Są skrzyżowania, na których od czasu ich powstania nigdy nie doszło do żadnej kolizji drogowej, ale są i takie, gdzie stłuczki się ciągle zdarzają. To jest sygnał, że coś jest nie tak. Mieszkańcy Czyżkówka zaalarmowali nas, że niebezpieczne skrzyżowanie mają pod oknami. Chodzi o przecięcie ulic Koronowskiej i Krajeńskiej.
Ulica Koronowska staje się w tym miejscu drogą podporządkowaną, ale informacja o tym nie dociera skutecznie do wszystkich prowadzących pojazdy. Prawdopodobnie z tego powodu, że znak ?stop? tuż przed krzyżówką jest zasłonięty przez rosnące przy ulicy drzewa.
Mieszkaniec najbliżej położonego skrzyżowania Koronowska-Krajeńska domu twierdzi, że policzył i mu wyszło, że miało tu miejsce 14 wypadków, na szczęście ani jednego śmiertelnego, chociaż kilka wyglądało naprawdę groźnie.
- W tym roku nie odnotowaliśmy żadnego zdarzenia drogowego na skrzyżowaniu ulic Koronowskiej i Krajeńskiej. Natomiast w 2013 roku miały tam miejsce 3 zdarzenia drogowe, to jest jeden wypadek, gdzie odniosła obrażenia jedna osoba oraz dwie kolizje drogowe ? poinformował nas mł. asp. Przemysław Słomski z KWP w Bydgoszczy.

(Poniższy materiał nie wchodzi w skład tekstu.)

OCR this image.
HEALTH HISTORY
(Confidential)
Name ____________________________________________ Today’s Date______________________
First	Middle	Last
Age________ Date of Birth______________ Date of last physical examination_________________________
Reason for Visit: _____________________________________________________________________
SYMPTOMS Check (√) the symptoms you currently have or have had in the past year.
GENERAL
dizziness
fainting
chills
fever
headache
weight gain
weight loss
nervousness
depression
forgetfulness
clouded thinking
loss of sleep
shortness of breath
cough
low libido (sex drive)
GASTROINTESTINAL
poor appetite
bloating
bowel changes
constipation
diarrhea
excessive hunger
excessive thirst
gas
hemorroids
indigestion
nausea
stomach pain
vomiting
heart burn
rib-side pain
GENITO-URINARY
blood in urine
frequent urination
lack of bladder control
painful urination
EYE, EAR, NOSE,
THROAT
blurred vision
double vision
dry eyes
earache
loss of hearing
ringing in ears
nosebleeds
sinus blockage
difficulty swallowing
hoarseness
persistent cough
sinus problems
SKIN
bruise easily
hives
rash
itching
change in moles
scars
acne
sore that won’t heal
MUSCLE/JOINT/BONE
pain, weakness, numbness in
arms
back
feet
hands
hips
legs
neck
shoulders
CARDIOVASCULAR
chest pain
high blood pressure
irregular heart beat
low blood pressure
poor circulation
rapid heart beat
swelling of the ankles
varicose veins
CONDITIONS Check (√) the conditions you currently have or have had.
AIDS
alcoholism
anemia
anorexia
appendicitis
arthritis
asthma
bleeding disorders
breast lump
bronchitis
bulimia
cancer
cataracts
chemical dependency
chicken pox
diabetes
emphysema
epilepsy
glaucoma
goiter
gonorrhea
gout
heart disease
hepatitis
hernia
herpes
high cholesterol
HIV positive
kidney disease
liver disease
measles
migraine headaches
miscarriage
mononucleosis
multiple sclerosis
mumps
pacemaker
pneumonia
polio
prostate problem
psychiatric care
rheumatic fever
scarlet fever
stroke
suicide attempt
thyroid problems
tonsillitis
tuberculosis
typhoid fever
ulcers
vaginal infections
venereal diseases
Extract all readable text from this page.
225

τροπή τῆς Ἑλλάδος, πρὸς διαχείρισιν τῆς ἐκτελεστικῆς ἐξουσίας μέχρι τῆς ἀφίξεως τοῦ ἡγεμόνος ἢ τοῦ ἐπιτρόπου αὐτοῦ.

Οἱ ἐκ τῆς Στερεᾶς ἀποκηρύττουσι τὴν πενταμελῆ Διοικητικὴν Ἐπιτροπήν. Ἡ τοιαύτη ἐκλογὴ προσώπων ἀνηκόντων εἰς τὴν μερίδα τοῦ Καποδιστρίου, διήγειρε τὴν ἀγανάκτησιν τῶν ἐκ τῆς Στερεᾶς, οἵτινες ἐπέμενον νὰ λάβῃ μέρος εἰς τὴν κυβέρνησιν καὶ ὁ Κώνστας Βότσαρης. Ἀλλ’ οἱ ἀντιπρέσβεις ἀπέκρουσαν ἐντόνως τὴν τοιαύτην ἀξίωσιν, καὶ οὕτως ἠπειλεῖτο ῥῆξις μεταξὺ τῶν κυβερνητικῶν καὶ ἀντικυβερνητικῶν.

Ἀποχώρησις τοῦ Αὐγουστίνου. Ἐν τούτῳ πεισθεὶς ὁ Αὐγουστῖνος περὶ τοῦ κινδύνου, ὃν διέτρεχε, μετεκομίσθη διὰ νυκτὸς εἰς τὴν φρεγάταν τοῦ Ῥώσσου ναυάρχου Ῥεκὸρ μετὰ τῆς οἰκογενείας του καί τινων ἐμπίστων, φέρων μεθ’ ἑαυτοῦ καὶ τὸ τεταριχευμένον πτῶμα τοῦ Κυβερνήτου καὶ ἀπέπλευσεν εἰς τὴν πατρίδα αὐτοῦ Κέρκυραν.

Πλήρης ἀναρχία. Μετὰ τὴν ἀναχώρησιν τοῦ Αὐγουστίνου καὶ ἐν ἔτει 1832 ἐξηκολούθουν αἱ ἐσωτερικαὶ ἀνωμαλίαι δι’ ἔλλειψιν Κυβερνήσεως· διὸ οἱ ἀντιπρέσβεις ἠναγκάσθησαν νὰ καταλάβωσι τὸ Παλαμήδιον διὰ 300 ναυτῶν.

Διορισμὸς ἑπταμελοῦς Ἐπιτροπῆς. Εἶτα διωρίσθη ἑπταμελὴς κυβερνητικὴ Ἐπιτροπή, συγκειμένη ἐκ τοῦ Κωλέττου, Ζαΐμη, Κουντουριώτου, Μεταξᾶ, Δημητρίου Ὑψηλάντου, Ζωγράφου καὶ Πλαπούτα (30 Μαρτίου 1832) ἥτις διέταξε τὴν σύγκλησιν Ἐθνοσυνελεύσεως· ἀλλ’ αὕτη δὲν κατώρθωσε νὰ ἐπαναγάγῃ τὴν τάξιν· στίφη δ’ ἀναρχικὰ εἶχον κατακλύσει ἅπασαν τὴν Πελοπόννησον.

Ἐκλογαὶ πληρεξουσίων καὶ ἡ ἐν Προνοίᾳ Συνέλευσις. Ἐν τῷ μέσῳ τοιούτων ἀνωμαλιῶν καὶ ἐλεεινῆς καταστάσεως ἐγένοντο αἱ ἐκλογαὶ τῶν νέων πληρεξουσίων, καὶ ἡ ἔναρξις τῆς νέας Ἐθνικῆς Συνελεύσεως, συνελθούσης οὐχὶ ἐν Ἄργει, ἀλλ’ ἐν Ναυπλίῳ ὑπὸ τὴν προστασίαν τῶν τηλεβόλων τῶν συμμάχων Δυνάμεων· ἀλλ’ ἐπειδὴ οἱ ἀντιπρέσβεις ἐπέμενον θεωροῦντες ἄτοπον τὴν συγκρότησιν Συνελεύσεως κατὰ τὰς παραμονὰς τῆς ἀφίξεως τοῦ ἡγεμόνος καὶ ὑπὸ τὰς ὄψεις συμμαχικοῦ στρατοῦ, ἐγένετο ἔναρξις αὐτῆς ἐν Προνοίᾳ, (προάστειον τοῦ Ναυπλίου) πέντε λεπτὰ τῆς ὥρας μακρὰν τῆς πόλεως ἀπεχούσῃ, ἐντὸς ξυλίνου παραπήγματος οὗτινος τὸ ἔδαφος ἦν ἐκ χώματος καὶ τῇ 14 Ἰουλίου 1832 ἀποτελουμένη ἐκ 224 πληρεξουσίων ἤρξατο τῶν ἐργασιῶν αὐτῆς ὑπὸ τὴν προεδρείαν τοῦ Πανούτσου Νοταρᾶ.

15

Przypuszczalnie nie za każdym razem zawiadamiano policję, gdy coś się w tym miejscu wydarzyło. Tak czy owak, można uznać to skrzyżowanie za ?wypadkowe?. Zdaniem naszych czytelników, aby zniwelować niebezpieczeństwo kolizji, wystarczy umieścić na Koronowskiej 50 m przed dojazdem do Krajeńskiej ?leżącego policjanta?, który zmusi do ograniczenia prędkości 50 metrów przed skrzyżowaniem do 20 km/h.
Wszystko w rękach dyrektora Mirosława Kozłowicza z ZDMiKP.